亡くなった被爆者の谷口稜曄(すみてる)さん、山口仙二さん、渡辺千恵子さん、片岡ツヨさんの写真を手に参列したのは、長崎原爆被災者協議会の横山照子副会長(78)です。
「多くの亡くなった被爆者と教皇の言葉を聞こうと思ってきました。ノーモア・ヒロシマ、ノーモア・ナガサキ、ノーモア・ウォー、ノーモア・ヒバクシャと国連で訴えた仙二さんたちの思いが伝わり、この爆心地公園で、教皇は核兵器廃絶を訴えてくださったのだと思います。対話で世の中をすすめていこうと普通の人が思うことを普通に言ってくれました」
長崎平和運動センター被爆者連絡協議会の川野浩一議長(79)は、教皇のメッセージについて、「政治家に対して、核兵器を含め戦争をやめるべきだという強いメッセージを発信したと受け止めた」と語りました。
「ヨハネ・パウロ2世のときと違い、核兵器禁止条約ができたなか、最後の被爆地・長崎で核兵器禁止条約にふれながら、核兵器廃絶を訴えたことは、意味深い」と話します。長崎・広島をもつ世界で唯一の戦争被爆国でありながら、「核の傘」から抜け出せない日本政府を批判。「この教皇の思いを受け止めてほしい。教皇は安倍首相と会う予定になっているので、働きかけてほしい」
日本原水爆被害者団体協議会の田中熙巳(てるみ)代表委員は、13歳のときに中川町で被爆しました。8月12日に爆心地公園付近に住む叔母を探しに来て、叔母の死を確認したことを語りました。
38年前にヨハネ・パウロ教皇が来られた時に比べ、地球市民は不安と不信が広がっている、と指摘。

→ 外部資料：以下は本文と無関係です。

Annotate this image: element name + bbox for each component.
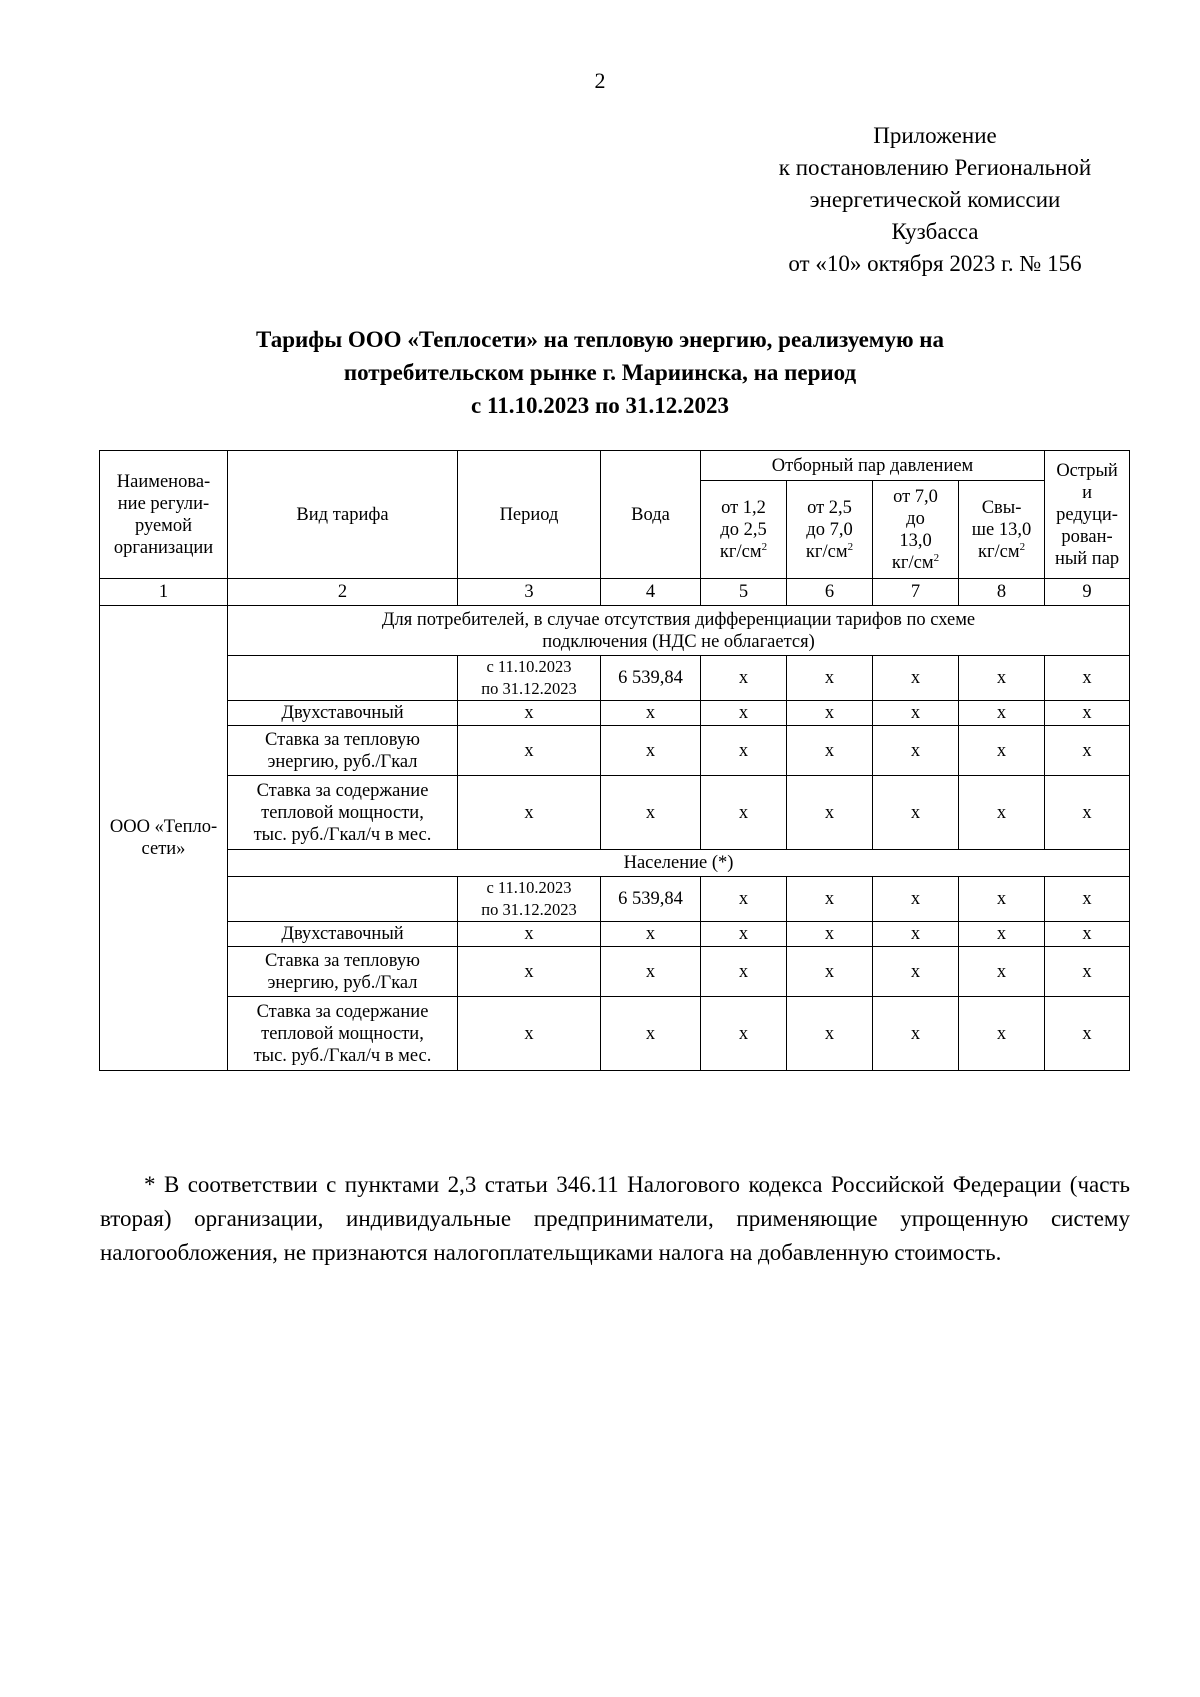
column-number: 1 <box>100 579 228 606</box>
appendix-line: от «10» октября 2023 г. № 156 <box>788 251 1082 276</box>
column-number: 4 <box>601 579 701 606</box>
water-value: 6 539,84 <box>601 656 701 701</box>
title-line: с 11.10.2023 по 31.12.2023 <box>471 393 729 418</box>
column-number: 9 <box>1045 579 1130 606</box>
tariff-type-cell: Ставка за тепловую энергию, руб./Гкал <box>228 947 458 997</box>
mark-cell: х <box>1045 701 1130 726</box>
appendix-line: к постановлению Региональной <box>778 155 1092 180</box>
mark-cell: х <box>787 997 873 1071</box>
header-period: Период <box>458 451 601 579</box>
mark-cell: х <box>601 776 701 850</box>
tariff-type-cell: Двухставочный <box>228 701 458 726</box>
mark-cell: х <box>701 877 787 922</box>
column-number: 7 <box>873 579 959 606</box>
appendix-line: энергетической комиссии <box>809 187 1061 212</box>
table-row <box>100 701 1130 726</box>
mark-cell: х <box>959 701 1045 726</box>
mark-cell: х <box>701 776 787 850</box>
mark-cell: х <box>873 656 959 701</box>
table-row <box>100 877 1130 922</box>
mark-cell: х <box>873 877 959 922</box>
mark-cell: х <box>873 776 959 850</box>
appendix-block <box>700 120 1170 280</box>
mark-cell: х <box>959 997 1045 1071</box>
mark-cell: х <box>601 947 701 997</box>
mark-cell: х <box>1045 947 1130 997</box>
mark-cell: х <box>458 701 601 726</box>
mark-cell: х <box>787 726 873 776</box>
mark-cell: х <box>873 726 959 776</box>
header-org-name: Наименова- ние регули- руемой организации <box>100 451 228 579</box>
header-steam-group: Отборный пар давлением <box>701 451 1045 481</box>
title-line: потребительском рынке г. Мариинска, на период <box>343 360 857 385</box>
tariff-type-cell <box>228 877 458 922</box>
header-water: Вода <box>601 451 701 579</box>
mark-cell: х <box>787 947 873 997</box>
table-row <box>100 947 1130 997</box>
column-number: 5 <box>701 579 787 606</box>
mark-cell: х <box>601 701 701 726</box>
tariff-type-cell <box>228 656 458 701</box>
mark-cell: х <box>787 922 873 947</box>
column-number: 8 <box>959 579 1045 606</box>
section-heading: Для потребителей, в случае отсутствия дифференциации тарифов по схеме подключения (НДС не облагается) <box>228 606 1130 656</box>
tariff-type-cell: Ставка за содержание тепловой мощности, тыс. руб./Гкал/ч в мес. <box>228 997 458 1071</box>
mark-cell: х <box>1045 922 1130 947</box>
section-heading: Население (*) <box>228 850 1130 877</box>
tariff-type-cell: Двухставочный <box>228 922 458 947</box>
mark-cell: х <box>787 877 873 922</box>
header-steam-1: от 1,2 до 2,5 $кг/см^2$ <box>701 481 787 579</box>
title-line: Тарифы ООО «Теплосети» на тепловую энергию, реализуемую на <box>255 327 945 352</box>
mark-cell: х <box>458 726 601 776</box>
mark-cell: х <box>959 726 1045 776</box>
organization-cell: ООО «Тепло- сети» <box>100 606 228 1071</box>
footnote <box>100 1168 1130 1270</box>
mark-cell: х <box>601 922 701 947</box>
mark-cell: х <box>959 656 1045 701</box>
mark-cell: х <box>1045 656 1130 701</box>
document-title <box>100 323 1100 422</box>
mark-cell: х <box>787 656 873 701</box>
mark-cell: х <box>701 701 787 726</box>
header-steam-4: Свы- ше 13,0 $кг/см^2$ <box>959 481 1045 579</box>
mark-cell: х <box>458 997 601 1071</box>
appendix-line: Приложение <box>873 123 997 148</box>
tariff-type-cell: Ставка за тепловую энергию, руб./Гкал <box>228 726 458 776</box>
tariffs-table <box>99 450 1130 1071</box>
mark-cell: х <box>959 922 1045 947</box>
mark-cell: х <box>1045 776 1130 850</box>
mark-cell: х <box>458 922 601 947</box>
tariff-type-cell: Ставка за содержание тепловой мощности, тыс. руб./Гкал/ч в мес. <box>228 776 458 850</box>
table-row <box>100 726 1130 776</box>
table-row <box>100 656 1130 701</box>
mark-cell: х <box>458 776 601 850</box>
mark-cell: х <box>959 947 1045 997</box>
mark-cell: х <box>701 997 787 1071</box>
mark-cell: х <box>601 726 701 776</box>
table-row <box>100 997 1130 1071</box>
mark-cell: х <box>701 947 787 997</box>
mark-cell: х <box>1045 877 1130 922</box>
mark-cell: х <box>701 656 787 701</box>
period-cell: с 11.10.2023 по 31.12.2023 <box>458 656 601 701</box>
mark-cell: х <box>873 947 959 997</box>
page-number: 2 <box>594 68 606 93</box>
header-steam-2: от 2,5 до 7,0 $кг/см^2$ <box>787 481 873 579</box>
mark-cell: х <box>787 701 873 726</box>
table-row <box>100 776 1130 850</box>
column-number: 3 <box>458 579 601 606</box>
appendix-line: Кузбасса <box>891 219 979 244</box>
column-numbers-row <box>100 579 1130 606</box>
mark-cell: х <box>787 776 873 850</box>
header-tariff-type: Вид тарифа <box>228 451 458 579</box>
mark-cell: х <box>701 726 787 776</box>
mark-cell: х <box>1045 726 1130 776</box>
mark-cell: х <box>873 922 959 947</box>
period-cell: с 11.10.2023 по 31.12.2023 <box>458 877 601 922</box>
water-value: 6 539,84 <box>601 877 701 922</box>
mark-cell: х <box>601 997 701 1071</box>
mark-cell: х <box>873 997 959 1071</box>
mark-cell: х <box>1045 997 1130 1071</box>
footnote-text: * В соответствии с пунктами 2,3 статьи 346.11 Налогового кодекса Российской Федерации (часть вторая) организации, индивидуальные предприниматели, применяющие упрощенную систему налогообложения, не признаются налогоплательщиками налога на добавленную стоимость. <box>100 1172 1130 1265</box>
mark-cell: х <box>873 701 959 726</box>
header-sharp-steam: Острый и редуци- рован- ный пар <box>1045 451 1130 579</box>
column-number: 6 <box>787 579 873 606</box>
mark-cell: х <box>701 922 787 947</box>
mark-cell: х <box>959 877 1045 922</box>
header-steam-3: от 7,0 до 13,0 $кг/см^2$ <box>873 481 959 579</box>
mark-cell: х <box>458 947 601 997</box>
table-row <box>100 922 1130 947</box>
column-number: 2 <box>228 579 458 606</box>
mark-cell: х <box>959 776 1045 850</box>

「一方で核兵器禁止条約も持っています。その流れは変えられません。教皇のメッセージは、核保有国に核兵器廃絶を求めるものとして発信された」と語りました。
この日、教皇は長崎市の西坂公園で、豊臣秀吉のキリシタン弾圧で殉教した「日本二十六聖人」に祈りをささげ、「すべての人に信教の自由が保障されるよう声を上げよう」と呼びかけました。長崎県営野球場では、約3万人の信徒らが参加する大規模なミサを執りおこないました。
教皇はその後、広島市に移動し、平和記念公園で開かれる「平和のための集い」に参加。平和へのメッセージを発表しました。